“Gomorrah” is one of the most depressing films I’ve seen in quite some time, but it is also one of the most powerful — a brilliant and fervently downbeat exposé of the Camorra, the mobsters who dominate the Italian city of Naples.
It’s based on the non-fiction book of the same name by Roberto Saviano. The book caused such a sensation in Italy that Saviano instantly had a multitude of hits taken out on him. Watching the film, it’s easy to understand why the mob was upset. “Gomorrah” feels as if it’s been made by people with an intimate understanding of the many-headed hydra that has eaten Naples up. Unlike its more famous Sicilian counterpart, this mob does not involve any families or traditions, but rather a bewildering array of constantly shifting gangs and clans.
Accordingly, the film splits off into different strands. A few of them are driven by pretty straightforward mob violence: There are two young men with dreams of Scarface glory who run afoul of the mob after they come across a hidden cache of weapons, and a 13-year-old who joins a gang after returning drugs and guns to them (there’s a shot of mobsters handing out drugs like raffle tickets to a begging crowd).
But we also get a sense of how deeply and exotically the Camorra has insinuated itself into every sector of the economy. Who knew, for instance, that making dresses was a mob-run job, as a garment worker finds out? Or that there’s a deadly market in the illegal dumping of toxic waste, as a grad student discovers when he starts working for a boss who makes money while he poisons people?
The principal characters are connected only because they’re all completely in over their heads. Whether driven by macho fantasy, poverty or ignorance, they quickly discover that there’s no way out, and that their bark won’t prevent them from the mob’s bite. Not to give anything away, but things don’t turn out too well. This isn’t a happy film.
The palette is as moody and insular as “The Godfather” — when kids first join the Camorra, we see them literally stepping into blackness that swallows them whole — but it contains none of that film’s rich opulence. Instead, we get the darkness and decay of the crumbling, labyrinthine concrete monstrosities that are the projects in Naples. The film reeks of heat and sweat and blood.

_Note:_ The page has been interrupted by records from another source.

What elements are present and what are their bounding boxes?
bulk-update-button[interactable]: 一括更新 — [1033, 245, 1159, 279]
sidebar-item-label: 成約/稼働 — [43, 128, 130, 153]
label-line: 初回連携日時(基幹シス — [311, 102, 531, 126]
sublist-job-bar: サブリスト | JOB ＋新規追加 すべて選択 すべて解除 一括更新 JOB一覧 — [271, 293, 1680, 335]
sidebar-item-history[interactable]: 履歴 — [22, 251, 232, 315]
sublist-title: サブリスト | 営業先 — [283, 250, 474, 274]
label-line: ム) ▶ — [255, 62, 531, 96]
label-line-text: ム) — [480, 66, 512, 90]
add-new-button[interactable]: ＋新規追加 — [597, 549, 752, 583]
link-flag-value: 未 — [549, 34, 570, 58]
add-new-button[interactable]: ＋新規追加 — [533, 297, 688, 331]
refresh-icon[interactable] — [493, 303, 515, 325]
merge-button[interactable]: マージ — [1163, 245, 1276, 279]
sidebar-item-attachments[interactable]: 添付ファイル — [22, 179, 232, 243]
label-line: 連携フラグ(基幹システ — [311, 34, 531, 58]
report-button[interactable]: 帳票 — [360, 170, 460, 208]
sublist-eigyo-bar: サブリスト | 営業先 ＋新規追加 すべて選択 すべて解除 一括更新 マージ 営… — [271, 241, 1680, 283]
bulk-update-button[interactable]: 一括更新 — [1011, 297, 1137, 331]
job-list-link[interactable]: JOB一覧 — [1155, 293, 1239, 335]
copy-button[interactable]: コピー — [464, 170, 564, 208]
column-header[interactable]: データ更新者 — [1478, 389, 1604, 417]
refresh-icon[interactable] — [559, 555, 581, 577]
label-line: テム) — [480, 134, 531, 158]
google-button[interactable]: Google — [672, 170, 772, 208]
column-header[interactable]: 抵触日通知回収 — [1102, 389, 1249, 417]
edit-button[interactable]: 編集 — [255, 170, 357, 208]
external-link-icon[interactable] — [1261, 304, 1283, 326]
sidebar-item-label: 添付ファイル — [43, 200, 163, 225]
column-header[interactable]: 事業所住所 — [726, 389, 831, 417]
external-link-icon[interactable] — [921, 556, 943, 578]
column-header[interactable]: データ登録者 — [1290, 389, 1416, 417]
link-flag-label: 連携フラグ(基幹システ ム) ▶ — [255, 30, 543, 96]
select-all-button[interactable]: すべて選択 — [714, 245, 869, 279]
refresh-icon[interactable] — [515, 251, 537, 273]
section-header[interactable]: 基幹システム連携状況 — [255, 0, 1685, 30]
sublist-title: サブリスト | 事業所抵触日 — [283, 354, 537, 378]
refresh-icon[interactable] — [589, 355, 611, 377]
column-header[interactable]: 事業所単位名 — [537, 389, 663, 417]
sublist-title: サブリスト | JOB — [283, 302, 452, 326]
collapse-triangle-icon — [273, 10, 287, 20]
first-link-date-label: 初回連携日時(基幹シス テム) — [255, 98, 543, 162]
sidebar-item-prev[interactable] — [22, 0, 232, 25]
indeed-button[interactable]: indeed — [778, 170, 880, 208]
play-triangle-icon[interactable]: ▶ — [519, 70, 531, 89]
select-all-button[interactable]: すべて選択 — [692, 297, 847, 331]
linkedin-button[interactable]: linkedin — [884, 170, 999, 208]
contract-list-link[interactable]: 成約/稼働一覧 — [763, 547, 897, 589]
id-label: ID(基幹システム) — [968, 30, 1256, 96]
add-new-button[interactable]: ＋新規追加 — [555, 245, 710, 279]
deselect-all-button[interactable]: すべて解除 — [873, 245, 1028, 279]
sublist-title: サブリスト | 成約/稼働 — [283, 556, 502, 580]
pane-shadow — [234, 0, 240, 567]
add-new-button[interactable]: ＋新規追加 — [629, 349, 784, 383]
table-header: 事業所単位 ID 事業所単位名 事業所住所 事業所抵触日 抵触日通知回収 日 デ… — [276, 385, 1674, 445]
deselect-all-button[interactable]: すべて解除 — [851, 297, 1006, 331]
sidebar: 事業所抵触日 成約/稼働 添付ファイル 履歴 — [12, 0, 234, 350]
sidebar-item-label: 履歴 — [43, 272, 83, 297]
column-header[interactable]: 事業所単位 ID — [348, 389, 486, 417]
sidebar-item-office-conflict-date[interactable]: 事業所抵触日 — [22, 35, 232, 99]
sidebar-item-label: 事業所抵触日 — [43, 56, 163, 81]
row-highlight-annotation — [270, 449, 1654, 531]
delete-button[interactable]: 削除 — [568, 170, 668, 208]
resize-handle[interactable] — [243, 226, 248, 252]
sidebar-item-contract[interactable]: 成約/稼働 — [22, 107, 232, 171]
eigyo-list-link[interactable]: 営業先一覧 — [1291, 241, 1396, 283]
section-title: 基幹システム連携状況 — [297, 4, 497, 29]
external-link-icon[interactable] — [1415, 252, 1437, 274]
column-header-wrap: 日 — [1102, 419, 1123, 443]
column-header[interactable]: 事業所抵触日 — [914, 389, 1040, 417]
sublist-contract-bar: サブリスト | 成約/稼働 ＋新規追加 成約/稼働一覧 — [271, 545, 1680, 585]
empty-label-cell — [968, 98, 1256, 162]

Similarly, these gangsters are not seductive or romantic. They’re just bastards and criminals, and the revulsion that permeates “Gomorrah” is very potent. The central characters are all sympathetic, though. The dressmaker, Pasquale (Salvatore Cantalupo), is only trying to make more money when he agrees to do a late-night, secret fashion tutorial for a Chinese garment factory — a big mistake. (This isn’t your grandfather’s Italy either; the sizable immigrant population plays a big role here.) And the young people have become so immune to, and entranced by, the power of the mob that, the film suggests, there isn’t much hope for them in the long run: everyone in Naples eventually encounters the Camorra.
The polemical nature of the film sometimes brings “Gomorrah” dangerously close to preachiness, but it avoids this because of the sharpness with which it’s made and because it’s describing something that really is frightening. There’s no poetry in its violence and no glamour in its high life — just a straightforward and courageous kind of despair. The fact that it wasn’t nominated for an Oscar is yet more proof of the Academy’s insanity.